Wednesday, November 12, 2008

Brandon's First Water Polo Event

This weekend I get to coach our Atom team in a competition for the first time in about 3 years. It is amazing how much I look forward to that. I have not given much time to the Atom and Bantam ages the past few years, too many demands modeling high performance and increasing practice frequency at the other end of the spectrum.


Bantam Boys Team Captain, playing Cadet in Regina

I hear there are some really good Atom teams in rural Saskatchewan, that Weyburn and Estevan are good and Regina is close. With our solid group at that age we should see some really interesting games where players improve from game to game and feed off each others enthusiasm.

Bantam Girls Captain, playing Open Women in Regina

We are fortunate this week that each Bantam team going to Brandon will have a player that played on an older team this past weekend in Regina. Eric was on the Cadet Boys team that won silver and Jaelyn was on the Open women's silver medal team. In fact, Jae even scored in the gold medal game. I am excited to see their leadership with their own age and the confidence they bring to this level will really help influence the rest of the group.

We had 3 new registrations in the Atom/Bantam age groups last week and 2 of those players are joining us on the Brandon trip. I am very interested to see how these 2 sisters, 1 Atom and 1 Bantam, pick up skills and tactics in the weeks following their games. We seldom have players play an event in their second week of training so it might influence the sharpness of their focus.

Speaking with the Saskatchewan Provincial Coach last weekend he is as excited about this event as I am. We want to expand on it next season and have multiple events in Brandon that are single age groups and single day. That would allow a Saturday morning drive, 2 or 3 afternoon games of 30-40 minutes, a team dinner and then a drive home. A great package for our two provinces with such small populations that same-city events are tough to make interesting.

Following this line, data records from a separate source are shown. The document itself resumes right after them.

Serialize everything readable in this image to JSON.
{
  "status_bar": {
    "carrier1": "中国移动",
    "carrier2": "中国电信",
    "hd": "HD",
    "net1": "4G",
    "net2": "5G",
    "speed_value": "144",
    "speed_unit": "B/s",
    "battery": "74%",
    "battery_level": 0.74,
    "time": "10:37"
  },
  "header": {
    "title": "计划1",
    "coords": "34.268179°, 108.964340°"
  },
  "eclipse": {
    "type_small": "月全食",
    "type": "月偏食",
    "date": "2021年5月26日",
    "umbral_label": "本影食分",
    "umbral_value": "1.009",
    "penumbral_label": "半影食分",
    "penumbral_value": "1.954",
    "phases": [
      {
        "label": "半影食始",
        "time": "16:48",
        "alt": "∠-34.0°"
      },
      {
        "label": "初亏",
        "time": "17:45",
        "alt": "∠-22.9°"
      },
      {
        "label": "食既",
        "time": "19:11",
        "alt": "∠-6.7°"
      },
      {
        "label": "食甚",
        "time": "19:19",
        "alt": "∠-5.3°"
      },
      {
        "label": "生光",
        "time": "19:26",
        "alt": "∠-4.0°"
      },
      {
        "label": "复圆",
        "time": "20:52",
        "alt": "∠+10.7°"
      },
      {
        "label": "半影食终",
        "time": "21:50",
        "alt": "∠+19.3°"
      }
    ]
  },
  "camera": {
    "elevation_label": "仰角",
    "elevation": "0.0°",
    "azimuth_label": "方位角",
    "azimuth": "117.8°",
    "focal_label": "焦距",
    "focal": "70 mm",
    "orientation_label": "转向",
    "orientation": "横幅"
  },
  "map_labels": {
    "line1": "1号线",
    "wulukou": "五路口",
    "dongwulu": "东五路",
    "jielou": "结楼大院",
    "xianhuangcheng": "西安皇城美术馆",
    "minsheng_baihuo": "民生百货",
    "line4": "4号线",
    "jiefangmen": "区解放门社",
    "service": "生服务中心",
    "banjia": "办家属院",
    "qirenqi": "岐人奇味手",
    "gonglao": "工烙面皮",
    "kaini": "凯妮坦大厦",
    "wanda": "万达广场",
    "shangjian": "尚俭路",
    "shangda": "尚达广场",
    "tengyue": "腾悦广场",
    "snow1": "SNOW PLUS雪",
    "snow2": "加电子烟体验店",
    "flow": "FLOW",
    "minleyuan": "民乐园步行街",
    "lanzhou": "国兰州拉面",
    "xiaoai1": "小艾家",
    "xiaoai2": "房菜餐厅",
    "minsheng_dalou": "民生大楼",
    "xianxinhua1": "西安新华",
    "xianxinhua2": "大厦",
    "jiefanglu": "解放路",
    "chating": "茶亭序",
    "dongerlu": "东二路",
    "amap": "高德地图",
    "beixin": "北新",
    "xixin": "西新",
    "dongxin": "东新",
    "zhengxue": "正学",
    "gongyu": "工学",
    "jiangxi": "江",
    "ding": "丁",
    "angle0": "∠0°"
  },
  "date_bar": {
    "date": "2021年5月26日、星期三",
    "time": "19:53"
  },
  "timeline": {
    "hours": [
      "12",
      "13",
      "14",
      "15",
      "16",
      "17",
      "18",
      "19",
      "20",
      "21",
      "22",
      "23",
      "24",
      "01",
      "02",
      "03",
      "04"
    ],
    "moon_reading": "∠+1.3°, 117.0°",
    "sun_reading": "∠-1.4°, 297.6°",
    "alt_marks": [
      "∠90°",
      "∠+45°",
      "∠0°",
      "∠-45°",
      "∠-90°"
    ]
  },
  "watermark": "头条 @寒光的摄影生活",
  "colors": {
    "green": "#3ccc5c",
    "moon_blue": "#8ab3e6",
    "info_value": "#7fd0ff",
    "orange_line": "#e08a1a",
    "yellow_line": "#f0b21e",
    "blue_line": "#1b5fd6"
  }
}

I am really excited that Cyril, the Saskatchewan coach, agrees with me about the value of these short, 5 vs 5, age group games. He has even created a provincial league on this format, the one we pioneered with the Bushido Invitational 10 years ago. For those that are not familiar with this set up it is a mini version of the regular game. We play with 4 field players so there are more touches on the ball for each player. This reduces the team tactics ie umbrella set up and complex defense. Instead of that it is possible to focus on 1-on-1 defense and passing/shooting.

The games are short since part of the learning involves team meetings to set objectives, application of specific things with a narrow focus, meetings to review objectives and execution and then a chance to do it over again. This takes the emphasis off winning a long game that tires the players and repeats errors that could be corrected with a team refocus that is not possible in a 2 minute quarter break.